IBM is set to ship symmetric multiprocessing (SMP) support for OS/2 Warp Server in late September, and the company has again taken issue with speculation that it is not committed to the network operating system (NOS).
OS/2 Warp Server SMP will scale to as many as 16 processors, although the focus is on four-processor systems. A beta version of the product performed "as advertised", according to a user at one beta site. "None of the applications I had failed at all," says William Hidden, a software designer at Chiron Diagnostics, a medical equipment supplier in Medfield, Massachusetts.
Chiron runs applications such as email on IBM's operating system and may develop a blood oxygen level measurement application for OS/2 Warp. "SMP seemed to take a lot of memory, but I expected that," Hidden says, citing a 15% to 20% increase in RAM consumption when deploying SMP on two processors.

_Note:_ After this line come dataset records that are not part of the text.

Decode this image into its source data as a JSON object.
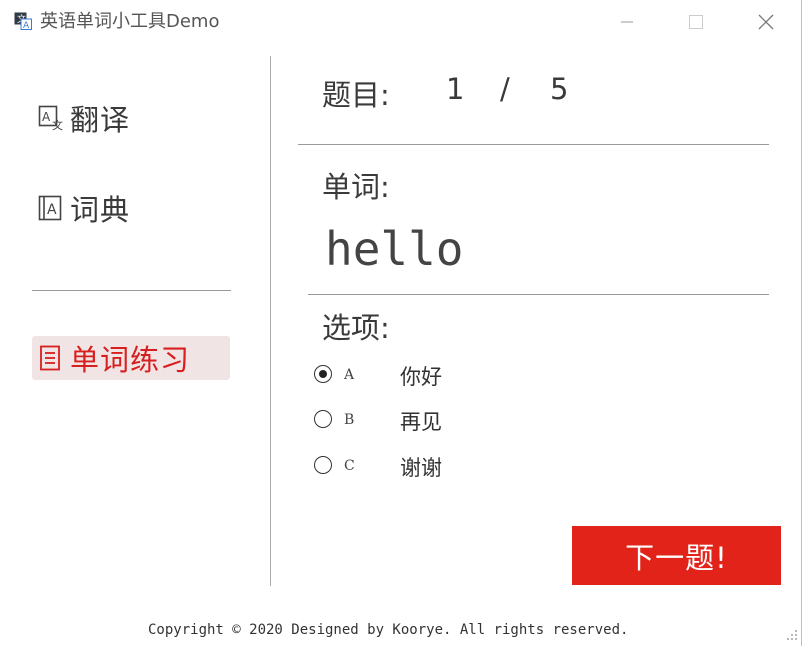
{
  "window": {
    "title": "英语单词小工具Demo",
    "icons": {
      "app": "translate-app-icon",
      "minimize": "minimize-icon",
      "maximize": "maximize-icon",
      "close": "close-icon"
    }
  },
  "sidebar": {
    "items": [
      {
        "label": "翻译",
        "icon": "translate-icon",
        "active": false
      },
      {
        "label": "词典",
        "icon": "dictionary-icon",
        "active": false
      },
      {
        "label": "单词练习",
        "icon": "list-icon",
        "active": true
      }
    ]
  },
  "quiz": {
    "question_label": "题目:",
    "current": "1",
    "separator": "/",
    "total": "5",
    "word_label": "单词:",
    "word": "hello",
    "options_label": "选项:",
    "options": [
      {
        "letter": "A",
        "text": "你好",
        "selected": true
      },
      {
        "letter": "B",
        "text": "再见",
        "selected": false
      },
      {
        "letter": "C",
        "text": "谢谢",
        "selected": false
      }
    ],
    "next_button": "下一题!"
  },
  "footer": {
    "text": "Copyright © 2020 Designed by Koorye. All rights reserved."
  },
  "colors": {
    "accent": "#e2231a",
    "active_text": "#d81e1e",
    "active_bg": "#f0e4e4"
  }
}
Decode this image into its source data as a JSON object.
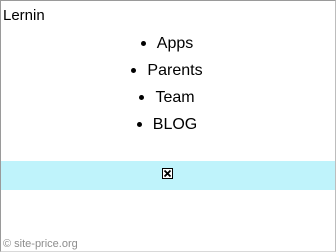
{
  "header": {
    "logo_text": "Lernin"
  },
  "nav": {
    "items": [
      {
        "label": "Apps"
      },
      {
        "label": "Parents"
      },
      {
        "label": "Team"
      },
      {
        "label": "BLOG"
      }
    ]
  },
  "banner": {
    "background_color": "#bff3fb",
    "close_icon": "close-icon"
  },
  "footer": {
    "watermark": "© site-price.org"
  }
}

Despite the imminent arrival of SMP support, industry analyst Will Zachman, a longtime supporter of OS/2, last week openly questioned IBM's commitment to the operating system in a posting on CompuServe. But company representatives are stressing that OS/2 Warp generates US$1 billion in annual revenues for IBM and the corporate commitment remains strong.
"This has been the single busiest year in the history of OS/2," according to a company official, in Austin, Texas.
Hidden says he did not fear any decrease in IBM's commitment to OS/2. SMP support has been considered important for OS/2 Warp Server to compete against rival NOSes. Microsoft and Novell both support SMP in Windows NT and NetWare, respectively.
The SMP support will be a free add-on product to Warp Server Advanced, but the company may bundle it in the future. OS/2 Warp Server SMP also features enhancements such as high-performance memory-tuning optimisation and expanded virtual memory support.